The piano (or pianoforte) is played all over the world and requires a great deal of coordination by the player. There are various sizes and shapes of piano with the most common being the 'upright' and the grand (pictured).

As the pianist plays the keys, a hammer mechanism strikes the strings inside the piano with a felt hammer causing them to vibrate thus producing the sound.

There have been many virtuosi players over the years and composers have written extensively for the instrument. In the classical era, Mozart wrote 27 concerti for piano as well as numerous solo works. With composers including Liszt, Paganini and Chopin writing countless works the piano soon became one of the most written for instruments.

In recent years the composer Einaudi has been taking the world by storm. This is a performance of his 'Berlin Song' performed at the Royal Albert Hall.

Here is a video featuring some boogie woogie!

Jools Holland interviews and then performs with Axel Zwingenberger, Ben Waters, Charlie Watts, Dave Green.

Useful information

Who can play the piano

Anyone can play the piano at any age however most children start at about Year 3.


If it is not suitable for everyone, what alternative instrument would you recommend and why?

Sometimes children begin on an electric keyboard to see if they like the piano – these are obviously smaller and also cheaper than a piano! However this keyboard must be touch sensitive to mimic the piano touch.

What qualities of the piano are special?

The sound of the piano is unique – everyone recognises it. It can be used as a solo instrument as well as accompanying other instruments and voices. 

Learning to play any instrument develops lots of new skills.  What are the particular benefits of playing the piano?

Benefits of learning the piano include developing good knowledge of both treble and bass clef – this is especially useful if you have begun piano and are thinking of taking up another instrument as well.  Also good piano skills are essential for any sort of career in music.

Are all pianos the same?

There are usually two sorts of piano - upright and grand. Upright pianos are most commonly seen – most schools have one.  Grand pianos are often for big performances with orchestras or recitals for example.  They are also usually much more expensive!

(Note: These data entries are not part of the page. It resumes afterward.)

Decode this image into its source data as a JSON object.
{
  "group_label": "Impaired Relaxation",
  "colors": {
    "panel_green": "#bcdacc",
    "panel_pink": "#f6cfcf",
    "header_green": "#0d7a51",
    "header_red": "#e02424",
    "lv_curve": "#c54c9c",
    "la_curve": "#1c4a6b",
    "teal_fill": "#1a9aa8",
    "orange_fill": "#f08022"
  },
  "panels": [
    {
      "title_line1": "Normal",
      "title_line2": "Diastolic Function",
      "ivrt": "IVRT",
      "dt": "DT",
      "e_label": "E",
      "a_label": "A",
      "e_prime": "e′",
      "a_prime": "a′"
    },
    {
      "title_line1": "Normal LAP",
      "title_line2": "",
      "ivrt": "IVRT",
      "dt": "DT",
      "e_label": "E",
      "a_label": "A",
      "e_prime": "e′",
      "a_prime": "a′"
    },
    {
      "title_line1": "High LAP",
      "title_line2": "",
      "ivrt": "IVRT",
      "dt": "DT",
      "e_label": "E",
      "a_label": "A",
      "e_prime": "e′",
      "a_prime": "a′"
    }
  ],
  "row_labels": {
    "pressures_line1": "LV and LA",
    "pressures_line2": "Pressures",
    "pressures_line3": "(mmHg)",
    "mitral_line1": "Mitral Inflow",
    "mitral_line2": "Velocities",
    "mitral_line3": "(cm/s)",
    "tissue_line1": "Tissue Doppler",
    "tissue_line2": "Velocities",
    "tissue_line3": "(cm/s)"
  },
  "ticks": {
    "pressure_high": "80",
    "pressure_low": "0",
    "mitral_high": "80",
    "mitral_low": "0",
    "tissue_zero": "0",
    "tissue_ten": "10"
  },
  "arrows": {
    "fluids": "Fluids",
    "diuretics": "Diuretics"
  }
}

If you are thinking of buying a piano then please seek advice from any Musica Kirklees piano teacher before purchasing.  Things such as tuning and general condition can vary hugely between instruments.

Are there any famous musicians or pieces associated with the piano?

Have a listen to Clair De Lune by Debussy for the piano sounding very beautiful or anything played by Jools Holland for a big band jazz sound!